Incoming Berlinale chiefs Carlo Chatrian and Mariette Rissenbeek have introduced a new competitive section called Encounters to support new voices in cinema, starting from next year’s festival.
Encounters will comprise a maximum of 15 world or international premieres of fiction or documentary films at least 60 minutes in length. A three-member jury will choose winners for best film, best director and a special jury award.
The festival said it aims to “foster aesthetically and structurally daring works from independent, innovative filmmakers” in its official selection.
It will run alongside the traditional competition and Berlinale shorts strands which award the Golden and Silver Bears.
Artistic director Chatrian and executive director Rissenbeek unveiled a new selection committee back in March.

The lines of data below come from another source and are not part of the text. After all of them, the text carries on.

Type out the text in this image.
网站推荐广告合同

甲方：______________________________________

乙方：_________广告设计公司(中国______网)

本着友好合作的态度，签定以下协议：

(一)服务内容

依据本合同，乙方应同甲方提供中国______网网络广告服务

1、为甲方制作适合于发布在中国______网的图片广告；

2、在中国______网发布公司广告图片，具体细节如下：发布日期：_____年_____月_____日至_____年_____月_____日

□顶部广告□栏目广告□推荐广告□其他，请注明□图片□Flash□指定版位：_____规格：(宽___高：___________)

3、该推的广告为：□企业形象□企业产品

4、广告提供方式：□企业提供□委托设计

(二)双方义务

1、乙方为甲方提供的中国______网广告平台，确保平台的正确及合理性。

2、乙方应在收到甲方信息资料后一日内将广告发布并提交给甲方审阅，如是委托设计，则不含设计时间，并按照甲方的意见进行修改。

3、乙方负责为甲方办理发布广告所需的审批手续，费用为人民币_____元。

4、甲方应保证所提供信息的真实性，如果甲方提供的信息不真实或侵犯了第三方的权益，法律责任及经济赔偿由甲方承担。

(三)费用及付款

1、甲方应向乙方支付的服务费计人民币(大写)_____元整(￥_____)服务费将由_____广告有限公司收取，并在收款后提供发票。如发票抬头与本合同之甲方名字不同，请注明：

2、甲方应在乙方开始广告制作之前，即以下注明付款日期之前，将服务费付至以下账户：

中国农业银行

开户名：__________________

Speaking to Screen, Chatrian explained how the new strand will differ from Berlin’s other sections: “We would like to continue with Panorama as a section that has a special relationship with the audience. Or rather different audiences, considering the diverse identities that the section had and will have. For Encounters the focus goes more on the originality of the voice, on the style, on the way the films try to challenge the traditional forms. Films that aim to encounter their public.”
Further changes
Special series’ Culinary Cinema and NATIVe - A Journey into Indigenous Cinema have been discontinued from 2020.
However, Jason Ryle, an advisor for the NATIVe strand for the past eight years, joins Norman Wang, Luciano Monteagudo, Dennis Lim and former long-time EFM director Beki Probst as newly announced advisors to to the festival.
Further Berlinale developments are expected by summer 2019.